The Recipes of The MIND Diet
The final section is the fun part: the recipes! It contains over 90 pages of breakfasts, main dishes, salads, soups, snacks, sides, spread, beverages and desserts. (Yes, there are desserts!) I’m totally for these easy recipes in the MIND diet that prevents Alzheimer’s! Take a peak at some of the foods you’ll be cooking
- Broiled Heirloom Tomato & Rosemary Frittata
- Lentil Patties with Basil Arugula Cashew Cream
- Quick Chicken Tortilla Soup
- Popped Sorghum
- Raspberry Almond Oat Shake
- Chocolate Banana Raspberry Mousse
They sound delicious. Sign me up for all of them!

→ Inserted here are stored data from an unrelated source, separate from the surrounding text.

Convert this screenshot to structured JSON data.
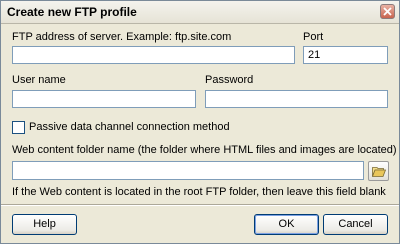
{
  "dialog": {
    "title": "Create new FTP profile",
    "close_icon": "close-icon"
  },
  "fields": {
    "ftp_address_label": "FTP address of server. Example: ftp.site.com",
    "ftp_address_value": "",
    "port_label": "Port",
    "port_value": "21",
    "username_label": "User name",
    "username_value": "",
    "password_label": "Password",
    "password_value": "",
    "passive_label": "Passive data channel connection method",
    "passive_checked": false,
    "web_folder_label": "Web content folder name (the folder where HTML files and images are located)",
    "web_folder_value": "",
    "folder_icon": "folder-open-icon",
    "hint": "If the Web content is located in the root FTP folder, then leave this field blank"
  },
  "buttons": {
    "help": "Help",
    "ok": "OK",
    "cancel": "Cancel"
  },
  "colors": {
    "dialog_bg": "#ece9d8",
    "input_border": "#7f9db9",
    "button_border": "#003c74"
  }
}
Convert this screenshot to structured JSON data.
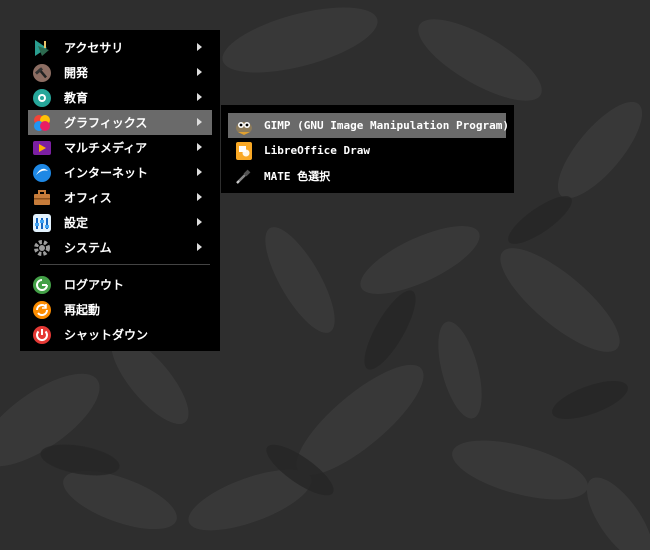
{
  "main_menu": {
    "items": [
      {
        "label": "アクセサリ",
        "icon": "accessories-icon",
        "submenu": true
      },
      {
        "label": "開発",
        "icon": "development-icon",
        "submenu": true
      },
      {
        "label": "教育",
        "icon": "education-icon",
        "submenu": true
      },
      {
        "label": "グラフィックス",
        "icon": "graphics-icon",
        "submenu": true,
        "active": true
      },
      {
        "label": "マルチメディア",
        "icon": "multimedia-icon",
        "submenu": true
      },
      {
        "label": "インターネット",
        "icon": "internet-icon",
        "submenu": true
      },
      {
        "label": "オフィス",
        "icon": "office-icon",
        "submenu": true
      },
      {
        "label": "設定",
        "icon": "settings-icon",
        "submenu": true
      },
      {
        "label": "システム",
        "icon": "system-icon",
        "submenu": true
      }
    ],
    "actions": [
      {
        "label": "ログアウト",
        "icon": "logout-icon"
      },
      {
        "label": "再起動",
        "icon": "restart-icon"
      },
      {
        "label": "シャットダウン",
        "icon": "shutdown-icon"
      }
    ]
  },
  "graphics_submenu": {
    "items": [
      {
        "label": "GIMP (GNU Image Manipulation Program)",
        "icon": "gimp-icon",
        "active": true
      },
      {
        "label": "LibreOffice Draw",
        "icon": "libreoffice-draw-icon"
      },
      {
        "label": "MATE 色選択",
        "icon": "color-picker-icon"
      }
    ]
  },
  "colors": {
    "menu_bg": "#000000",
    "highlight": "#6a6a6a",
    "text": "#ffffff",
    "wallpaper": "#2f2f2f"
  }
}
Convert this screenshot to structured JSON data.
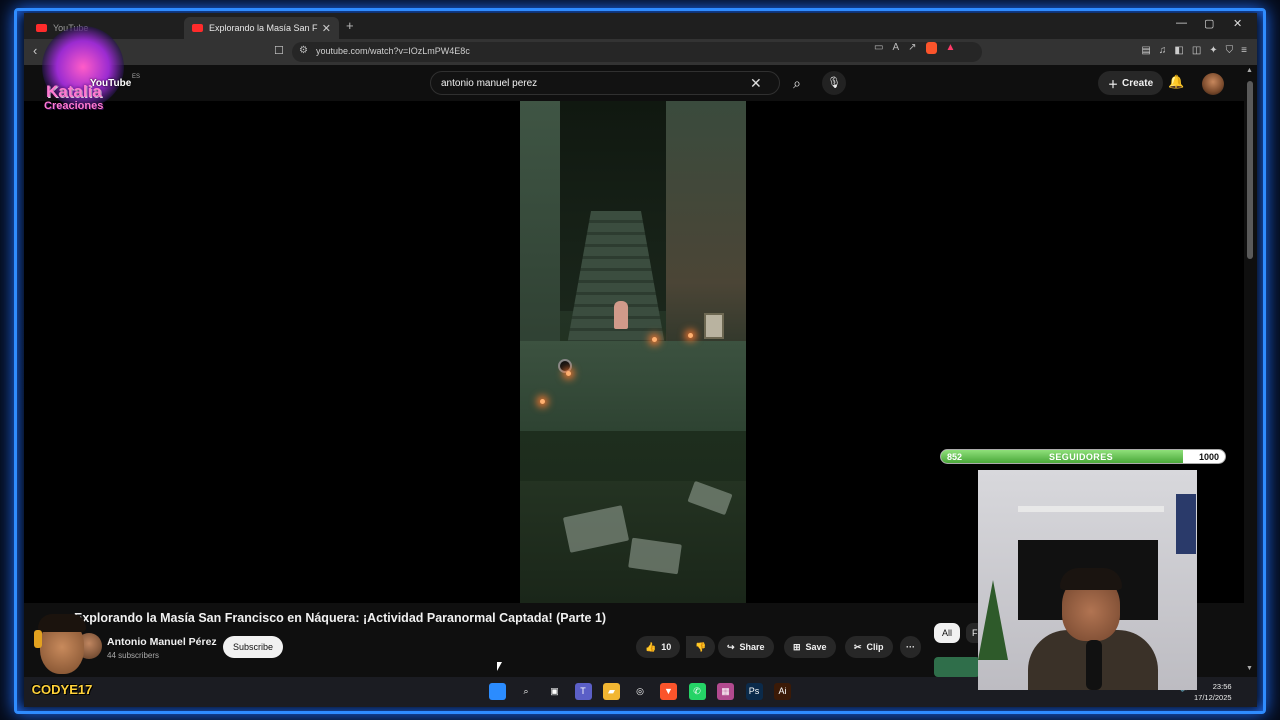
{
  "browser": {
    "tabs": [
      {
        "label": "YouTube",
        "active": false
      },
      {
        "label": "Explorando la Masía San Francis",
        "active": true
      }
    ],
    "new_tab": "+",
    "window_controls": [
      "—",
      "▢",
      "✕"
    ],
    "url": "youtube.com/watch?v=IOzLmPW4E8c"
  },
  "youtube": {
    "search_value": "antonio manuel perez",
    "create_label": "Create",
    "video": {
      "title": "Explorando la Masía San Francisco en Náquera: ¡Actividad Paranormal Captada! (Parte 1)",
      "channel": "Antonio Manuel Pérez",
      "subscribers": "44 subscribers",
      "subscribe_label": "Subscribe",
      "likes": "10",
      "share_label": "Share",
      "save_label": "Save",
      "clip_label": "Clip",
      "more": "···"
    },
    "chips": [
      "All",
      "F"
    ]
  },
  "overlay": {
    "logo_line1": "Katalia",
    "logo_line2": "Creaciones",
    "logo_yt": "YouTube",
    "logo_lang": "ES",
    "followers": {
      "current": "852",
      "label": "SEGUIDORES",
      "goal": "1000",
      "progress": 0.852
    },
    "streamer_name": "CODYE17"
  },
  "taskbar": {
    "apps": [
      {
        "name": "windows-start",
        "glyph": "",
        "color": "#2b8cff"
      },
      {
        "name": "search",
        "glyph": "⌕",
        "color": "#1b1c22"
      },
      {
        "name": "task-view",
        "glyph": "▣",
        "color": "#1b1c22"
      },
      {
        "name": "teams",
        "glyph": "T",
        "color": "#5b5fc7"
      },
      {
        "name": "file-explorer",
        "glyph": "▰",
        "color": "#f2b632"
      },
      {
        "name": "chrome",
        "glyph": "◎",
        "color": "#1b1c22"
      },
      {
        "name": "brave",
        "glyph": "▼",
        "color": "#fb542b"
      },
      {
        "name": "whatsapp",
        "glyph": "✆",
        "color": "#25d366"
      },
      {
        "name": "winrar",
        "glyph": "▦",
        "color": "#b24a8f"
      },
      {
        "name": "photoshop",
        "glyph": "Ps",
        "color": "#0b2a4a"
      },
      {
        "name": "illustrator",
        "glyph": "Ai",
        "color": "#3b1a07"
      }
    ],
    "tray_lang": "LAA",
    "time": "23:56",
    "date": "17/12/2025"
  },
  "colors": {
    "accent_glow": "#2f8cff",
    "follow_fill": "#4aa83a",
    "yt_red": "#ff0000"
  }
}
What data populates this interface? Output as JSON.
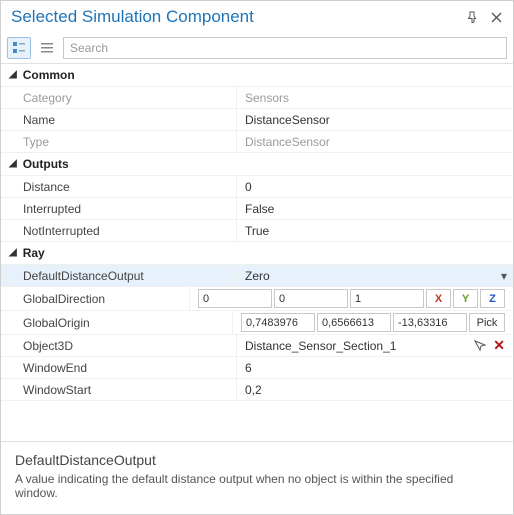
{
  "title": "Selected Simulation Component",
  "search": {
    "placeholder": "Search",
    "value": ""
  },
  "sections": {
    "common": {
      "title": "Common",
      "category": {
        "label": "Category",
        "value": "Sensors"
      },
      "name": {
        "label": "Name",
        "value": "DistanceSensor"
      },
      "type": {
        "label": "Type",
        "value": "DistanceSensor"
      }
    },
    "outputs": {
      "title": "Outputs",
      "distance": {
        "label": "Distance",
        "value": "0"
      },
      "interrupted": {
        "label": "Interrupted",
        "value": "False"
      },
      "notinterrupted": {
        "label": "NotInterrupted",
        "value": "True"
      }
    },
    "ray": {
      "title": "Ray",
      "defaultDistanceOutput": {
        "label": "DefaultDistanceOutput",
        "value": "Zero"
      },
      "globalDirection": {
        "label": "GlobalDirection",
        "v0": "0",
        "v1": "0",
        "v2": "1",
        "axisX": "X",
        "axisY": "Y",
        "axisZ": "Z"
      },
      "globalOrigin": {
        "label": "GlobalOrigin",
        "v0": "0,7483976",
        "v1": "0,6566613",
        "v2": "-13,63316",
        "pick": "Pick"
      },
      "object3d": {
        "label": "Object3D",
        "value": "Distance_Sensor_Section_1"
      },
      "windowEnd": {
        "label": "WindowEnd",
        "value": "6"
      },
      "windowStart": {
        "label": "WindowStart",
        "value": "0,2"
      }
    }
  },
  "description": {
    "title": "DefaultDistanceOutput",
    "body": "A value indicating the default distance output when no object is within the specified window."
  }
}
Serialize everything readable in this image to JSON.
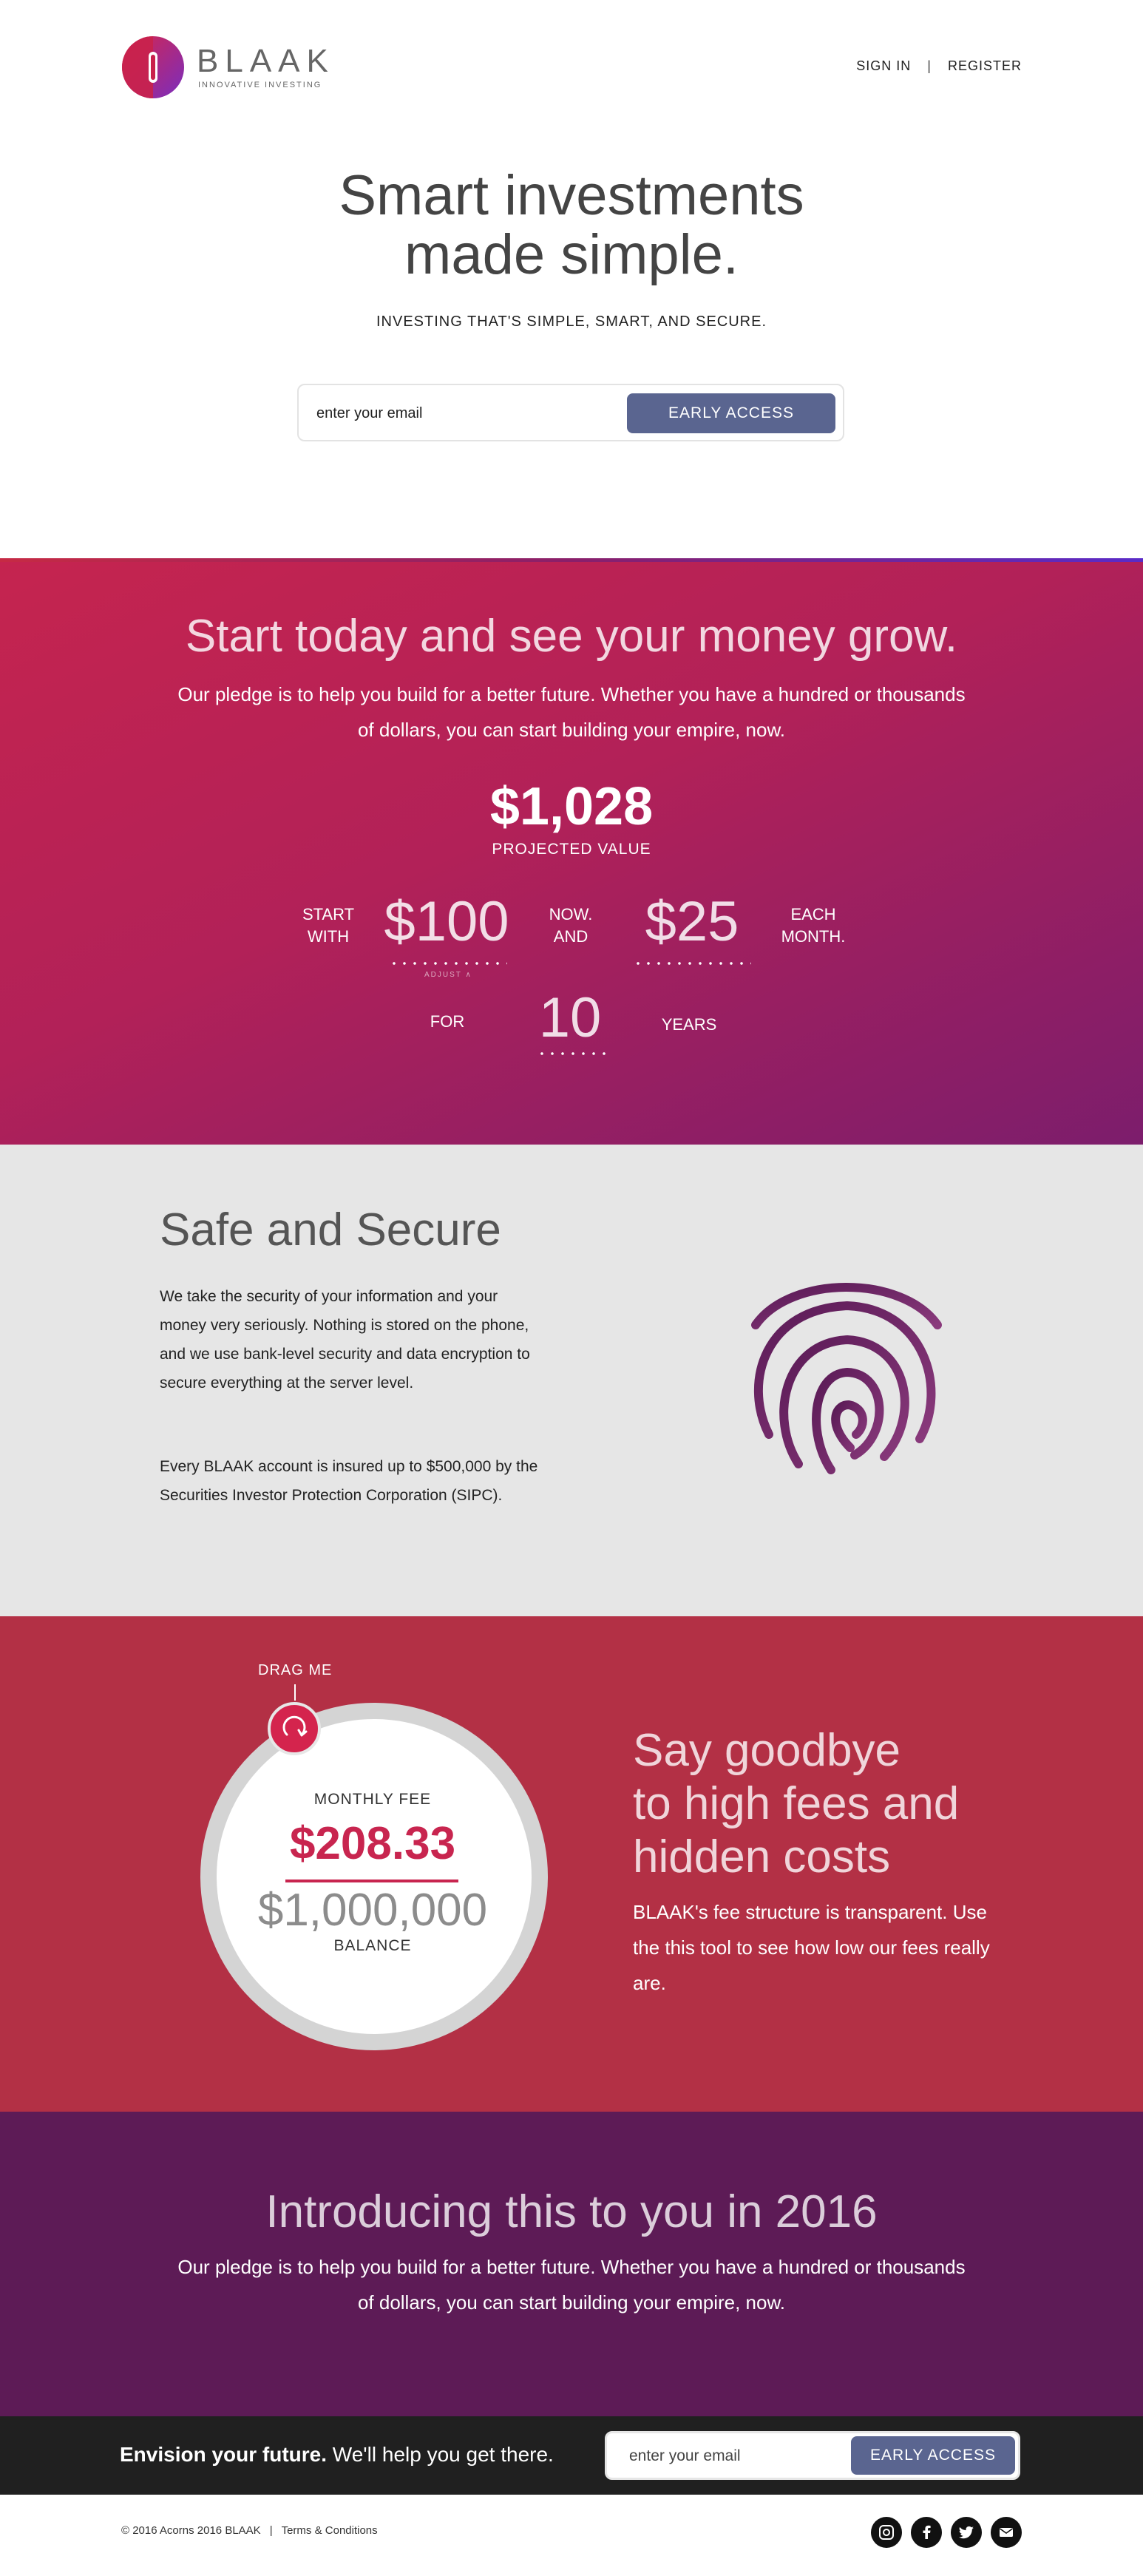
{
  "header": {
    "brand": "BLAAK",
    "tagline": "INNOVATIVE INVESTING",
    "nav": {
      "sign_in": "SIGN IN",
      "separator": "|",
      "register": "REGISTER"
    }
  },
  "hero": {
    "title_line1": "Smart investments",
    "title_line2": "made simple.",
    "subtitle": "INVESTING THAT'S SIMPLE, SMART, AND SECURE.",
    "email_placeholder": "enter your email",
    "button": "EARLY ACCESS"
  },
  "grow": {
    "title": "Start today and see your money grow.",
    "text": "Our pledge is to help you build for a better future. Whether you have a hundred or thousands of dollars, you can start building your empire, now.",
    "projected_value": "$1,028",
    "projected_label": "PROJECTED VALUE",
    "start_with_1": "START",
    "start_with_2": "WITH",
    "start_amount": "$100",
    "adjust_hint": "ADJUST ∧",
    "now_and_1": "NOW.",
    "now_and_2": "AND",
    "monthly_amount": "$25",
    "each_month_1": "EACH",
    "each_month_2": "MONTH.",
    "for_label": "FOR",
    "years_value": "10",
    "years_label": "YEARS"
  },
  "safe": {
    "title": "Safe and Secure",
    "p1": "We take the security of your information and your money very seriously. Nothing is stored on the phone, and we use bank-level security and data encryption to secure everything at the server level.",
    "p2": "Every BLAAK account is insured up to $500,000 by the Securities Investor Protection Corporation (SIPC).",
    "icon": "fingerprint-icon"
  },
  "fees": {
    "drag_label": "DRAG ME",
    "monthly_fee_label": "MONTHLY FEE",
    "monthly_fee": "$208.33",
    "balance": "$1,000,000",
    "balance_label": "BALANCE",
    "title_line1": "Say goodbye",
    "title_line2": "to high fees and",
    "title_line3": "hidden costs",
    "text": "BLAAK's fee structure is transparent. Use the this tool to see how low our fees really are."
  },
  "intro": {
    "title": "Introducing this to you in 2016",
    "text": "Our pledge is to help you build for a better future. Whether you have a hundred or thousands of dollars, you can start building your empire, now."
  },
  "cta": {
    "bold": "Envision your future.",
    "rest": " We'll help you get there.",
    "email_placeholder": "enter your email",
    "button": "EARLY ACCESS"
  },
  "footer": {
    "copyright": "© 2016 Acorns 2016 BLAAK",
    "separator": "|",
    "terms": "Terms & Conditions",
    "socials": [
      "instagram-icon",
      "facebook-icon",
      "twitter-icon",
      "mail-icon"
    ]
  },
  "colors": {
    "accent_button": "#5a6590",
    "grow_start": "#c5244f",
    "grow_end": "#7c1d6c",
    "safe_bg": "#e6e6e6",
    "fees_bg": "#b33045",
    "fee_red": "#c8254f",
    "intro_bg": "#5d1b56",
    "cta_bar_bg": "#202020"
  }
}
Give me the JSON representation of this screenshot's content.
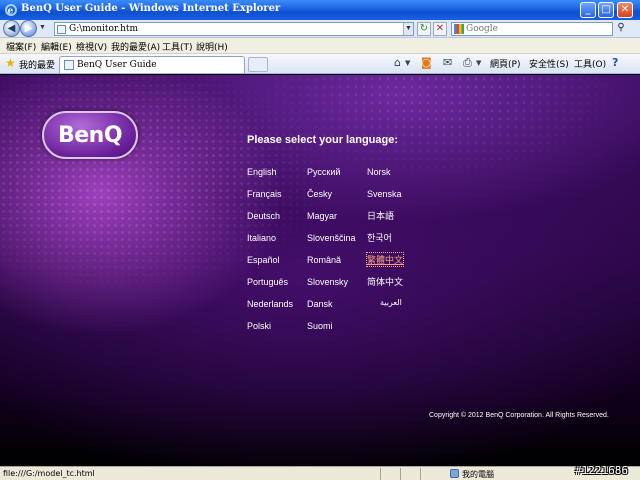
{
  "window": {
    "title": "BenQ User Guide - Windows Internet Explorer",
    "minimize_glyph": "_",
    "maximize_glyph": "□",
    "close_glyph": "✕"
  },
  "address_bar": {
    "back_glyph": "◀",
    "forward_glyph": "▶",
    "url": "G:\\monitor.htm",
    "refresh_glyph": "↻",
    "stop_glyph": "✕",
    "search_placeholder": "Google",
    "search_glyph": "⚲"
  },
  "menu": {
    "items": [
      "檔案(F)",
      "編輯(E)",
      "檢視(V)",
      "我的最愛(A)",
      "工具(T)",
      "說明(H)"
    ]
  },
  "favorites_bar": {
    "favorites_label": "我的最愛",
    "tab_title": "BenQ User Guide",
    "tools": {
      "page": "網頁(P)",
      "safety": "安全性(S)",
      "tools": "工具(O)",
      "help_glyph": "?"
    }
  },
  "content": {
    "logo_text": "BenQ",
    "heading": "Please select your language:",
    "languages": {
      "col1": [
        "English",
        "Français",
        "Deutsch",
        "Italiano",
        "Español",
        "Português",
        "Nederlands",
        "Polski"
      ],
      "col2": [
        "Русский",
        "Česky",
        "Magyar",
        "Slovenščina",
        "Română",
        "Slovensky",
        "Dansk",
        "Suomi"
      ],
      "col3": [
        "Norsk",
        "Svenska",
        "日本語",
        "한국어",
        "繁體中文",
        "简体中文",
        "العربية"
      ]
    },
    "active_language": "繁體中文",
    "copyright": "Copyright © 2012 BenQ Corporation. All Rights Reserved."
  },
  "status_bar": {
    "text": "file:///G:/model_tc.html",
    "zone": "我的電腦"
  },
  "watermark": "#1221686"
}
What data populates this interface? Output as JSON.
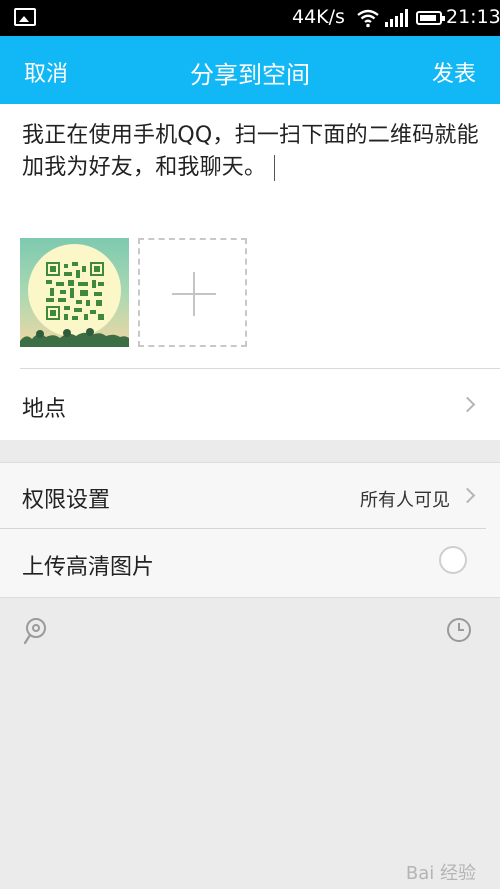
{
  "status_bar": {
    "net_speed": "44K/s",
    "time": "21:13"
  },
  "header": {
    "cancel_label": "取消",
    "title": "分享到空间",
    "publish_label": "发表",
    "bg_color": "#12b7f5"
  },
  "compose": {
    "message_text": "我正在使用手机QQ，扫一扫下面的二维码就能加我为好友，和我聊天。",
    "attachment_icon": "qr-code-thumbnail",
    "add_icon": "plus-icon"
  },
  "location": {
    "label": "地点"
  },
  "settings": {
    "permission_label": "权限设置",
    "permission_value": "所有人可见",
    "hd_upload_label": "上传高清图片"
  },
  "watermark": {
    "text": "Bai 经验"
  }
}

My Opinion on “The MIND Diet”
Can a diet prevent Alzheimer’s? I think so! If you’d like to try and prevent dementia, “The MIND DIET” is a good book for you. This is not a complex, overly involved diet plan. It’s easy to follow and has a simple system so that you can take the time to improve your scorecard over time. The book is also an easy and quick read. There aren’t too many diet books you can say that about! I do have to mention that there are no images in this paperback book. If you’re looking for tantalizing recipe images, you are out of luck. However, the recipes are delicious and not too complex to make.
While you can photocopy the meal plans in the book, that might be cumbersome with a paperback. Some readers might wish this book came with a companion website to download meal plan templates. That said, I prefer to do meal planning in a spreadsheet like Excel so it works for me.